- Film poster
- French: Les Méduses
- Directed by: Marc-Antoine Lemire
- Written by: Marc-Antoine Lemire
- Produced by: Marc-Antoine Lemire Olivier Racine Maria Gracia Turgeon
- Starring: Rudi Duperré Samuel Brassard Jade Hassouné
- Cinematography: Olivier Racine
- Edited by: Anouk Deschênes
- Music by: Benoît Lemire
- Production company: Les films de la Méduse
- Release date: January 2015;
- Running time: 24 minutes
- Country: Canada
- Language: French

= Inner Jellyfishes =

2015 Canadian short drama film

Inner Jellyfishes (Les Méduses) is a Canadian short drama film, directed by Marc-Antoine Lemire and released in 2015. The film stars Rudi Duperré as a young gay man struggling with feelings of isolation who hooks up with another man (Samuel Brassard) for sex, but finds that the encounter intensifies rather than assuaging his loneliness as he experiences a desire for a deeper emotional connection than the hookup is willing or able to offer.

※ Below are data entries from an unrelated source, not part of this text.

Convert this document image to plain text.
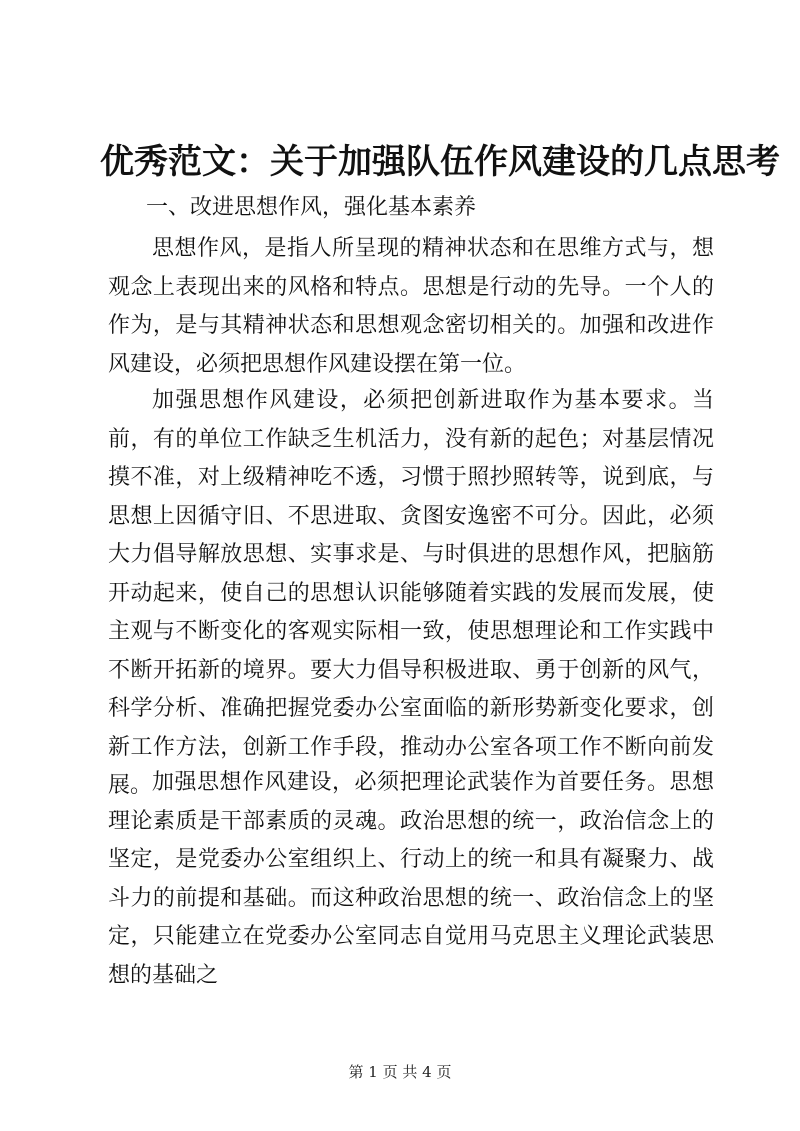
优秀范文：关于加强队伍作风建设的几点思考
一、改进思想作风，强化基本素养

思想作风，是指人所呈现的精神状态和在思维方式与，想观念上表现出来的风格和特点。思想是行动的先导。一个人的作为，是与其精神状态和思想观念密切相关的。加强和改进作风建设，必须把思想作风建设摆在第一位。

加强思想作风建设，必须把创新进取作为基本要求。当前，有的单位工作缺乏生机活力，没有新的起色；对基层情况摸不准，对上级精神吃不透，习惯于照抄照转等，说到底，与思想上因循守旧、不思进取、贪图安逸密不可分。因此，必须大力倡导解放思想、实事求是、与时俱进的思想作风，把脑筋开动起来，使自己的思想认识能够随着实践的发展而发展，使主观与不断变化的客观实际相一致，使思想理论和工作实践中不断开拓新的境界。要大力倡导积极进取、勇于创新的风气，科学分析、准确把握党委办公室面临的新形势新变化要求，创新工作方法，创新工作手段，推动办公室各项工作不断向前发展。 加强思想作风建设，必须把理论武装作为首要任务。思想理论素质是干部素质的灵魂。政治思想的统一，政治信念上的坚定，是党委办公室组织上、行动上的统一和具有凝聚力、战斗力的前提和基础。而这种政治思想的统一、政治信念上的坚定，只能建立在党委办公室同志自觉用马克思主义理论武装思想的基础之

第 1 页 共 4 页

The film's screenings included the 2015 Image+Nation festival and the 2015 San Francisco International Festival of Short Films, where it won the Vanguard Award. It was screened at BFI Flare in 2016 as part of a program of films about chemsex, with the website The Conversation praising it as one of the only films in the program that did not moralize about the practice.